The National Institutes of Health on Thursday awarded almost $32-million in grants to more than two dozen institutions to devise innovative ways of helping researchers handle huge sets of data seen as increasingly central to future medical discoveries.
The grants are the first outlay in a project, announced last year and known as Big Data to Knowledge, that’s expected to involve more than $600-million in spending by 2020. Its goals include developing and distributing methods, software, and tools for sharing, analyzing, managing, and integrating data into medical research.
Examples of the medical challenges that the grant recipients hope to help solve include finding disease associations in the three billion base pairs in the human genome, or in the estimated 86 billion neurons in the human brain, NIH officials said.

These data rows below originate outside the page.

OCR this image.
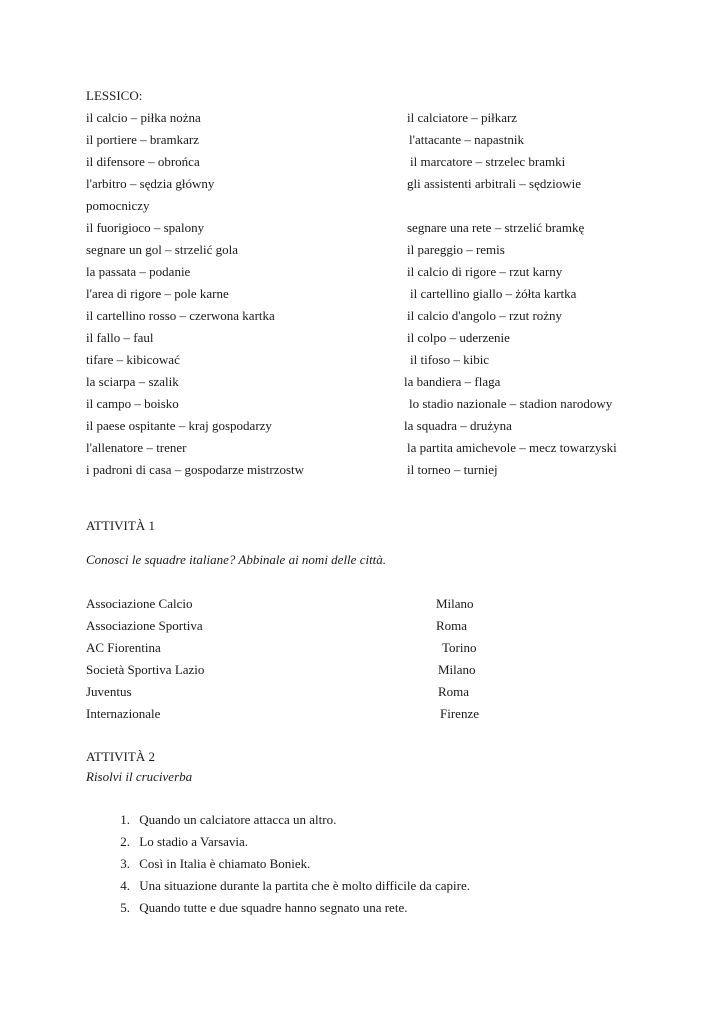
LESSICO:
il calcio – piłka nożna
il portiere – bramkarz
il difensore – obrońca
l'arbitro – sędzia główny
pomocniczy
il fuorigioco – spalony
segnare un gol – strzelić gola
la passata – podanie
l'area di rigore – pole karne
il cartellino rosso – czerwona kartka
il fallo – faul
tifare – kibicować
la sciarpa – szalik
il campo – boisko
il paese ospitante – kraj gospodarzy
l'allenatore – trener
i padroni di casa – gospodarze mistrzostw
il calciatore – piłkarz
l'attacante – napastnik
il marcatore – strzelec bramki
gli assistenti arbitrali – sędziowie
segnare una rete – strzelić bramkę
il pareggio – remis
il calcio di rigore – rzut karny
il cartellino giallo – żółta kartka
il calcio d'angolo – rzut rożny
il colpo – uderzenie
il tifoso – kibic
la bandiera – flaga
lo stadio nazionale – stadion narodowy
la squadra – drużyna
la partita amichevole – mecz towarzyski
il torneo – turniej
ATTIVITÀ 1
Conosci le squadre italiane? Abbinale ai nomi delle città.
Associazione Calcio
Associazione Sportiva
AC Fiorentina
Società Sportiva Lazio
Juventus
Internazionale
Milano
Roma
Torino
Milano
Roma
Firenze
ATTIVITÀ 2
Risolvi il cruciverba
1. Quando un calciatore attacca un altro.
2. Lo stadio a Varsavia.
3. Così in Italia è chiamato Boniek.
4. Una situazione durante la partita che è molto difficile da capire.
5. Quando tutte e due squadre hanno segnato una rete.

“Data creation has become exponentially more rapid than anything we anticipated even a decade ago,” the NIH’s director, Francis S. Collins, said during a briefing on Thursday, “and the challenge is to try to be sure we’re not exceeding the ability of researchers to capitalize on the data.”

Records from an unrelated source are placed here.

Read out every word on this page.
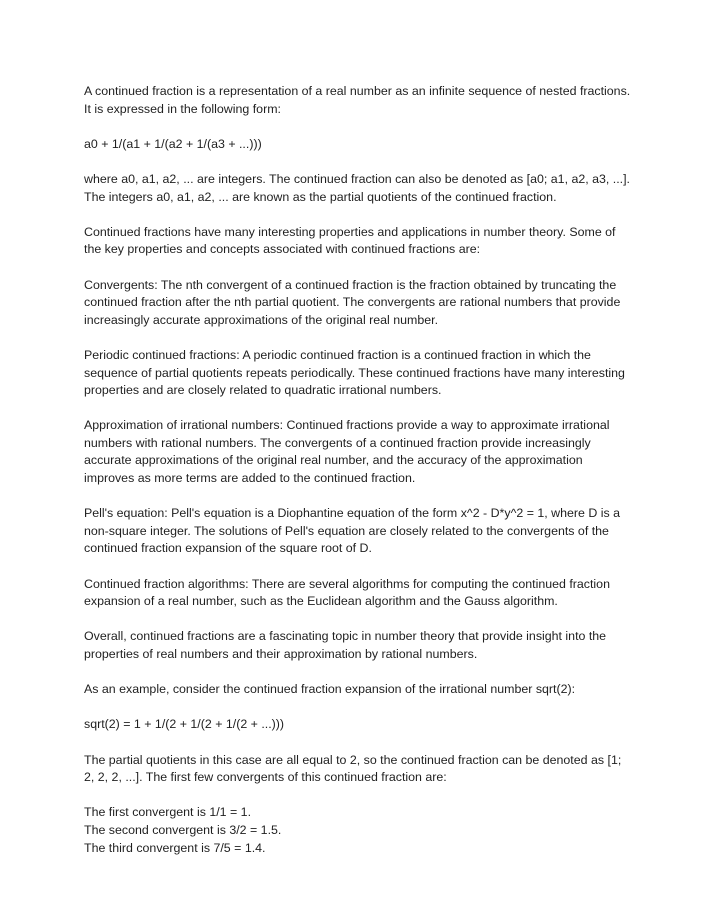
A continued fraction is a representation of a real number as an infinite sequence of nested fractions. It is expressed in the following form:

a0 + 1/(a1 + 1/(a2 + 1/(a3 + ...)))

where a0, a1, a2, ... are integers. The continued fraction can also be denoted as [a0; a1, a2, a3, ...]. The integers a0, a1, a2, ... are known as the partial quotients of the continued fraction.

Continued fractions have many interesting properties and applications in number theory. Some of the key properties and concepts associated with continued fractions are:

Convergents: The nth convergent of a continued fraction is the fraction obtained by truncating the continued fraction after the nth partial quotient. The convergents are rational numbers that provide increasingly accurate approximations of the original real number.

Periodic continued fractions: A periodic continued fraction is a continued fraction in which the sequence of partial quotients repeats periodically. These continued fractions have many interesting properties and are closely related to quadratic irrational numbers.

Approximation of irrational numbers: Continued fractions provide a way to approximate irrational numbers with rational numbers. The convergents of a continued fraction provide increasingly accurate approximations of the original real number, and the accuracy of the approximation improves as more terms are added to the continued fraction.

Pell's equation: Pell's equation is a Diophantine equation of the form x^2 - D*y^2 = 1, where D is a non-square integer. The solutions of Pell's equation are closely related to the convergents of the continued fraction expansion of the square root of D.

Continued fraction algorithms: There are several algorithms for computing the continued fraction expansion of a real number, such as the Euclidean algorithm and the Gauss algorithm.

Overall, continued fractions are a fascinating topic in number theory that provide insight into the properties of real numbers and their approximation by rational numbers.

As an example, consider the continued fraction expansion of the irrational number sqrt(2):

sqrt(2) = 1 + 1/(2 + 1/(2 + 1/(2 + ...)))

The partial quotients in this case are all equal to 2, so the continued fraction can be denoted as [1; 2, 2, 2, ...]. The first few convergents of this continued fraction are:

The first convergent is 1/1 = 1.

The second convergent is 3/2 = 1.5.

The third convergent is 7/5 = 1.4.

“We see more and more the NIH as a digital enterprise,” said Philip E. Bourne, who this year became the agency’s first permanent associate director for data science.
The awards announced on Thursday were divided by the NIH into four broad categories: Twelve centers that will focus on solving computing challenges, nine that will create indexing systems for large volumes of biomedical data, nine that will tackle training and career-development strategies, and another nine that will develop course materials related to big data, including open online formats.

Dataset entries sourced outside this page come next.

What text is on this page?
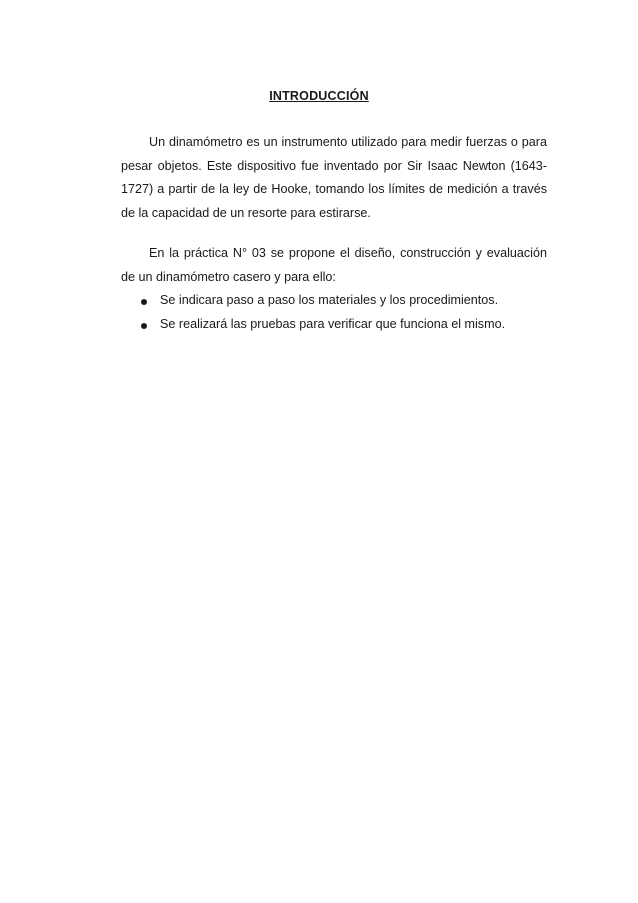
INTRODUCCIÓN

Un dinamómetro es un instrumento utilizado para medir fuerzas o para pesar objetos. Este dispositivo fue inventado por Sir Isaac Newton (1643-1727) a partir de la ley de Hooke, tomando los límites de medición a través de la capacidad de un resorte para estirarse.

En la práctica N° 03 se propone el diseño, construcción y evaluación de un dinamómetro casero y para ello:

Se indicara paso a paso los materiales y los procedimientos.
Se realizará las pruebas para verificar que funciona el mismo.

The grant recipients are a mix of leading public and private research institutions. Those with multiple awards are the University of California at San Diego, with three grants, and Harvard University, the Johns Hopkins University, the Mayo Clinic in Rochester, the Oregon Health and Science University, Stanford University, the University of California at Los Angeles, the University of Pennsylvania, and the University of Southern California, with two apiece.
At the same time it is working to expand overall capabilities for handling big data in medicine, the NIH and other parts of the federal government are still working on related problems, such as refining policies for protecting patient privacy, ensuring researchers cooperate fully in sharing, and setting common standards for defining and formatting data.
On the issue of sharing, Dr. Collins said the NIH had found success by increasingly requiring scientists to make a detailed commitment to data-sharing before they receive their grant money. Technological elements of the Big Data to Knowledge project can help, Mr. Bourne said, such as incorporating author-citation elements into data-processing systems so researchers are duly credited for the information they produce.